From where we stood it looked like a real rescue, a real hero in PC wading into the spent-resin pool to aid his unlucky coworker, plunging his hands into the poisonous beads to hook Milt under the arms. Sending up a new cloud of resin fines. All the while ticking off seconds and sucking up dose. If there’d been a health physicist on radiation control, counting the gammas, he would have surely screamed get out. Hap was trying. Milt was feebly protesting, not understanding. Hap tried to drag Milt to the rim but he sank with every step. It must have been like walking through quicksand. At last, he just dropped to his knees in the shit and got Milt around the waist and humped him over the shoulder in a fireman’s carry. He levered to his feet and staggered out of the tub.

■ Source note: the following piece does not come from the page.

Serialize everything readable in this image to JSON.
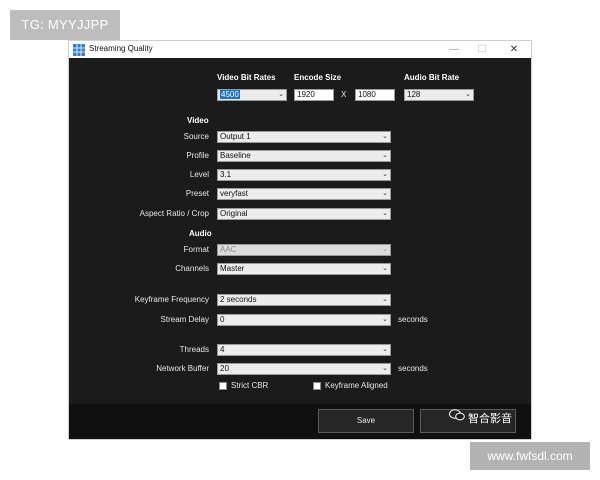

We watched in silence as Hap carried Milt up the hill, well clear of the reservoir, well clear of us. He went down on his knees and unshouldered Milt, laying him out flat. He rose and started to move away.
Walter shouted, “You’re not finished yet.”
Hap looked at Walter. At the gun. He turned to finish the job. He brushed himself free of beads that still clung, hood to boots. He bent over Milt. He thumbed away the resinous crust on the gash on Milt’s skull. He whisked Milt’s eyebrows and lashes. He scoured Milt’s ears. He wiggled a forefinger between Milt’s lips and swabbed inside his mouth. Milt gagged, then lay still. No protest now. Hap sat back and examined his gloves. They glistened with beads. He wiped them clean on Milt’s torn shirt.